Doctors and Treatment
Brad suffers primarily from partial-complex seizures, which occur two or three times a day. Brad’s first seizure occurred when he was very young, but when he was sixteen they stopped for a period of eight or nine years. In 2001 they resumed with a tonic-clonic (grand-mal) seizure. Initially, it was not uncommon for him to experience 15 partial-complex seizures in a day after that. When asked about which medications he has taken, Brad responds, “Almost all of them.” Currently, he is taking 4 doses a day of a “cocktail” of three different medications: Depacote, Tegratol and Zonegran. Brad has pursued other treatment options as well. Several years ago, Brad had a Vagus Nerve Stimulator implanted in his chest. VNS is a small device designed to give off electrical charges that will prevent seizure activity in patients. Brad has had only limited success with the VNS. Brad has also had four different brain surgeries – most-recently at Yale New-Haven Hospital under the care of husband and wife team, Drs. Dennis and Susan Spencer – neurosurgeon and neurologist respectively. He recalls his experiences at Yale New Haven hospital fondly, describing the wide variety of memory tests that nurses had him perform, and talking about the positive nature of his doctors. When he left, Brad had become the first patient to ever be implanted with a NeuroPace Stimulator. The stimulator is a small electrical device implanted in the brain designed to deliver electrical stimulation to prevent seizures. Brad’s surgery was a huge help, and it greatly reduced the number and severity of his seizures. Yale and USC are the two primary University Hospitals in the country working with NeuroPace, and Brad is currently seeing a neurologist named Catherine Heck at USC.
Tips and Tricks
Brad’s primary advice for people with seizures is, “Never ever give up.” Tracy adds to that, “I agree – stay active with it and find that one thing that you really enjoy doing and keep it in your daily routine. With Brad, he didn’t always run, but it’s something he’s been passionate about since I met him and the relief he feels when he comes back from a run…he’s a new person.” Brad emphasizes the importance of keeping a positive attitude, as well. “We call it ‘Mr. E.’ – one day we’re going to beat it. In the meantime we have fun with it.”
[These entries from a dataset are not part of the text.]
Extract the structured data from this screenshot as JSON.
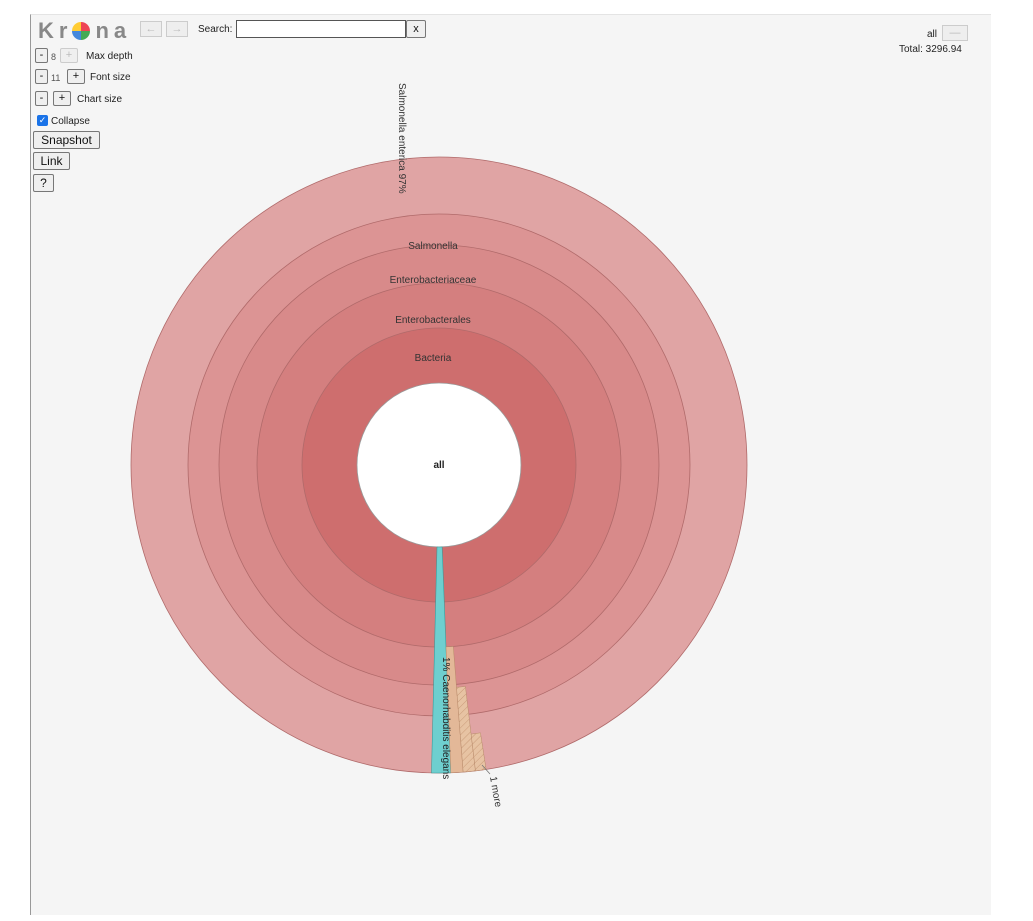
{
  "toolbar": {
    "logo_text": "Kr",
    "logo_text_end": "na",
    "back_icon": "back-arrow-icon",
    "forward_icon": "forward-arrow-icon",
    "search_label": "Search:",
    "search_value": "",
    "search_clear": "x"
  },
  "controls": {
    "minus": "-",
    "plus": "+",
    "max_depth_value": "8",
    "max_depth_label": "Max depth",
    "font_size_value": "11",
    "font_size_label": "Font size",
    "chart_size_label": "Chart size",
    "collapse_label": "Collapse",
    "collapse_checked": true,
    "snapshot": "Snapshot",
    "link": "Link",
    "help": "?"
  },
  "details": {
    "selected": "all",
    "total": "Total: 3296.94"
  },
  "colors": {
    "outer_ring": "#e0a4a4",
    "ring_genus": "#dc9494",
    "ring_family": "#d88a8a",
    "ring_order": "#d47f7f",
    "ring_kingdom": "#ce6e6e",
    "elegans": "#6ecfcf",
    "other": "#e3b898"
  },
  "chart_data": {
    "type": "sunburst",
    "center_label": "all",
    "rings": [
      {
        "label": "Bacteria"
      },
      {
        "label": "Enterobacterales"
      },
      {
        "label": "Enterobacteriaceae"
      },
      {
        "label": "Salmonella"
      },
      {
        "label": "Salmonella enterica",
        "percent": "97%"
      }
    ],
    "wedges": [
      {
        "label": "Caenorhabditis elegans",
        "percent": "1%"
      },
      {
        "label": "1 more"
      }
    ]
  }
}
Brad and Tracy visited the Seize The World tent at Epilepsy Foundation of Colorado’s Strides For Epilepsy 5k Run/Walk this June. They connected with Stephen during the following weeks to Share Their Story. Stephen met with Brad and Tracy in Centennial, Colorado for coffee and to hear about their experiences. He was amazed by what they have accomplished in spite of some major hurdles. Stephen is excited to connect with both of them again soon at upcoming STW events!!